Following the jump, the reissues and compilations from this past year that:
- For one reason or another, I absolutely had to buy (whether I previously had a copy or not), and
- That grabbed me on first listen and haven’t let go through repeated plays. Except for my Top Favorite at the end of the post, I haven’t ranked them — in my opinion, they’re all worth your time. But first, a graphic tease …
Big Big Train, Far Skies Deep Time: Energized by the stellar band reboot of 2009’s The Underfall Yard (due for remastering next year), Greg Spawton and David Longdon kept squeezing out sparks of fresh brilliance, ably abetted by Andy Poole, Dave Gregory and Nick d’Virgilio. Short, sharp songs about love and football, the enticing epic “The Wide Open Sea”, plus both of the original “bonus tracks” (a cover of Anthony Phillips’ “Master of Time” and the gutsy remake of early Train classic “Kingmaker”) — they’re all here. Not just the perfect set-up for BBT’s masterwork English Electric, but thoroughly satisfying in its own right.
Glass Hammer, Chronomotree: For all their consistency and seriousness of purpose across the decades, I’ve decided I enjoy Glass Hammer most when they lighten up a bit. One reason this year’s Chronomonaut became a favorite of mine was the spectrum of emotions inherent in the concept; Tom Timely’s quest for prog enlightenment via time travel proved equally ludicrous, pathetic and absurdly noble, with the music adeptly shadowing the storyline’s range of possibilities.
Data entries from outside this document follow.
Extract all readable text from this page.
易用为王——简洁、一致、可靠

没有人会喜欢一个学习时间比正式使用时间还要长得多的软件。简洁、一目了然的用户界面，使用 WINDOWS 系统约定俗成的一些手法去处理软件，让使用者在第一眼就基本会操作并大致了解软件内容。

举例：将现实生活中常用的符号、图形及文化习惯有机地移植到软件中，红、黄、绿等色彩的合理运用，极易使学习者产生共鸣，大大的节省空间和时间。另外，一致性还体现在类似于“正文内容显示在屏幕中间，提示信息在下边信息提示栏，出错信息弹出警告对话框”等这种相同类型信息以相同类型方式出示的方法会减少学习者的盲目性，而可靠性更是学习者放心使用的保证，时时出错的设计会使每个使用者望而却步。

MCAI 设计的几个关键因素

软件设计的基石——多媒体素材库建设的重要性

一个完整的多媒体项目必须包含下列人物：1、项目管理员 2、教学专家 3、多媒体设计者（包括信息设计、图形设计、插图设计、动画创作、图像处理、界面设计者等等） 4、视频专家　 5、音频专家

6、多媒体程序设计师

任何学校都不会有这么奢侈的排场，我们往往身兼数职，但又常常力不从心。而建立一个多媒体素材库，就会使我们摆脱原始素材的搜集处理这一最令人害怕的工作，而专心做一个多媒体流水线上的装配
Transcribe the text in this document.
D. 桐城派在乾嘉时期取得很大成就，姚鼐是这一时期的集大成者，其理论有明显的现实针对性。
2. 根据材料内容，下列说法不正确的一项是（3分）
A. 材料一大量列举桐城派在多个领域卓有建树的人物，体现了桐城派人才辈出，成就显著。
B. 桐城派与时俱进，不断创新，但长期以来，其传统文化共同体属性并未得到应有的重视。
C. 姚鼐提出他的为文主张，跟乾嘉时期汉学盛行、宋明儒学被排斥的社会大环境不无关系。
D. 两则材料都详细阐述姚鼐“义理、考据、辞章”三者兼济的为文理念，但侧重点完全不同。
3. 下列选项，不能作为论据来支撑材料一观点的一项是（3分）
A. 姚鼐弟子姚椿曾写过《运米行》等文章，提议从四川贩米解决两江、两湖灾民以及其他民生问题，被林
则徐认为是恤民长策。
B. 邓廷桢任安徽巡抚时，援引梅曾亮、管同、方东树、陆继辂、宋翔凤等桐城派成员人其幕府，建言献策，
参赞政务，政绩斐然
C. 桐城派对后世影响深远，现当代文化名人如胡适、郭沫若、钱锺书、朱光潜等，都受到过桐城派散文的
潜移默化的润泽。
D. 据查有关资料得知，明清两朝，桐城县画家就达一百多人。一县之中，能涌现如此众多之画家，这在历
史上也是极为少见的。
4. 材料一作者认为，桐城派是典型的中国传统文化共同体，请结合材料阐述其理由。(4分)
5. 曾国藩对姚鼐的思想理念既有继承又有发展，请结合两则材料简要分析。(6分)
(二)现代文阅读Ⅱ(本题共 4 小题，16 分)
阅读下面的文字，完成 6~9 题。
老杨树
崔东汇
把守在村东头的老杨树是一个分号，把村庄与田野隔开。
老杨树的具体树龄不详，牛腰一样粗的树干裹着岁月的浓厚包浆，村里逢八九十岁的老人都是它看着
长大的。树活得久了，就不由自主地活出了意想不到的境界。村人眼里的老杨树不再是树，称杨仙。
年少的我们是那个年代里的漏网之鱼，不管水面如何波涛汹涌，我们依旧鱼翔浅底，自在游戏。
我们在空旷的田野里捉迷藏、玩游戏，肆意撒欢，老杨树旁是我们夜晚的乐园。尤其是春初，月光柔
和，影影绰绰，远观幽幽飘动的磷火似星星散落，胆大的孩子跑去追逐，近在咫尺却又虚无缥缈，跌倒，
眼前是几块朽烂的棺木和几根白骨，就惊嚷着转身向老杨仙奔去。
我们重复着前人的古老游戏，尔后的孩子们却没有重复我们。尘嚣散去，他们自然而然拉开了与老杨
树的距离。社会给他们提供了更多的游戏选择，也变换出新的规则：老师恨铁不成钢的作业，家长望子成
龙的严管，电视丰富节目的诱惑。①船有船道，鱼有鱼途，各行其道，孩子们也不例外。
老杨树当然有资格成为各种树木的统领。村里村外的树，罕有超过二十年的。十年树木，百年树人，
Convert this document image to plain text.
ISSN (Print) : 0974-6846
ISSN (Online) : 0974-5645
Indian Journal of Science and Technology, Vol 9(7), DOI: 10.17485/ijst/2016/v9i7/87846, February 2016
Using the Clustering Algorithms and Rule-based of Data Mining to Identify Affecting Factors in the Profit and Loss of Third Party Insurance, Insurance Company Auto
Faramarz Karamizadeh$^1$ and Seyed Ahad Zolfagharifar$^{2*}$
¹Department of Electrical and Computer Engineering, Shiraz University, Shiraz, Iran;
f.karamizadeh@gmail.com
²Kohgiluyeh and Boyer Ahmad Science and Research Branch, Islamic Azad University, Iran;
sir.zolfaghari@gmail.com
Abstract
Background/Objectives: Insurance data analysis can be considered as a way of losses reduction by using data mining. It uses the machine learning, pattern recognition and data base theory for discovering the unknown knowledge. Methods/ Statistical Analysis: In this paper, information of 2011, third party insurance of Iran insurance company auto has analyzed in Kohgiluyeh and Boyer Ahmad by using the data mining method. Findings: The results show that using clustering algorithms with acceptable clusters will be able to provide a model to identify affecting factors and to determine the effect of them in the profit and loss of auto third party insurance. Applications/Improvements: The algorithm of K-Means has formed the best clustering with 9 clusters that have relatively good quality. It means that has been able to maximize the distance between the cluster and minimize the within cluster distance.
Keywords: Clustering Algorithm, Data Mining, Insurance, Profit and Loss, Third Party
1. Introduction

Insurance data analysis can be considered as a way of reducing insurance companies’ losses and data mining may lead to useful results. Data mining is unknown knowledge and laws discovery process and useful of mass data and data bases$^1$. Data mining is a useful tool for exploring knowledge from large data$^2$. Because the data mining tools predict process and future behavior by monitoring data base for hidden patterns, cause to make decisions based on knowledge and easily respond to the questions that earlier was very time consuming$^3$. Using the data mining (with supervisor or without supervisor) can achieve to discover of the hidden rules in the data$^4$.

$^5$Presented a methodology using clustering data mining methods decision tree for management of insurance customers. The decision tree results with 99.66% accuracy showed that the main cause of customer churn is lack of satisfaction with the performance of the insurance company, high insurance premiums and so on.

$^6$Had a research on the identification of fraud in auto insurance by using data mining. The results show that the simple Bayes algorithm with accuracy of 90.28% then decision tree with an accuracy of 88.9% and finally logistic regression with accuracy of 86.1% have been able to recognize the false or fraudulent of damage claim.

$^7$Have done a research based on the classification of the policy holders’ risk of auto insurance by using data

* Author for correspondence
The first installment of The Elf King’s journey, Chronomotree boasts the same eclectic musical colors and the same winning blend of tragedy and comedy, a labor of love remastered with real panache.
The Kinks Are The Village Green Preservation Society: An online sampler of this album’s 50th anniversary remaster/super-deluxe box has had me hooked for nearly two months. Originally neglected in the wake of band difficulties and the Beatles’ White Album, Ray Davies & company’s bucolic song cycle — a deeply affecting set of character studies tinged with regret, affection, and a seething undercurrent of protest — is finally getting the attention it deserves. And tracks like “Starstruck”, “People Take Pictures of Each Other” and “Did You See His Name?” seem all too relevant as social media devours us alive. (Hmm … I wonder if Greg Spawton has ever heard “Last of the Steam-Powered Trains”?) The double-CD set (stereo and mono remasters, plus bonus tracks that make up most of 1973’s Great Lost Kinks Album) is essential rock history, superb listening and great value for money. But that super-deluxe set (3 more CDs with session excerpts, BBC performances and more plus vinyl & replica memorabilia) is mightily tempting …
Frank Sinatra, Only the Lonely — 60th Anniversary Edition: just for the record, not an album to put on when you want to cheer up. Sinatra and arranger Nelson Riddle make Scandinavian death-metallers sound like Mr. Chuckletrousers, wallowing in lavish orchestral melancholy on a riveting set of Great American Songbook standards and bespoke originals — in the words of the Discount Records manager that sold me my first copy, “the Sgt. Pepper of the 1950s”. It’s the Chairman of the Board lamenting lost love, at his most funereal and sonorous, utterly committed and fathoms deep into the music. The dark miracle of Only the Lonely is how Sinatra and Riddle put you there, in that emotional state, until you’re as desperate for the release of “One for My Baby (And One More for the Road)” as they are. With catharsis like that on offer, the new stereo mix from unused 3-track masters is just icing on the cake.
Chris Squire, Fish Out of Water: On holiday from Yes, Squire stretched himself in exciting directions, adding a smidge of jazz and proto-minimalism to his palette, singing lead vocals like an angel, locking into irresistible grooves with both former bandmate Bill Bruford and Andrew Jackman’s lush orchestrations. Still the Yes-related solo album to beat after all these years, freshened by Jakko Jakszyk’s eccentric new remix and illuminated by Sid Smith’s first-class liner notes.
Top Favorite Reissue — Procol Harum, Still There’ll Be More: the long-overdue box set this band so richly deserves. Three CDs of 49 “best of” tracks (not a dud in the bunch), plus five discs (2 CDs, 3 DVDs) of great live material. Procol Harum was consistently awesome in the studio and in concert, always musically and lyrically engaging and challenging, never pedestrian even at their most mainstream; Gary Brooker’s committed, soulful piano and vocals, Keith Reid’s always-heady lyrics, and B.J. Wilson’s dynamic drumming propel the entire set forward with gravity, grace and glee. Also highly recommended: this year’s Esoteric reissues of the Procol albums Live in Concert with the Edmonton Symphony Orchestra, Grand Hotel and Exotic Birds & Fruit.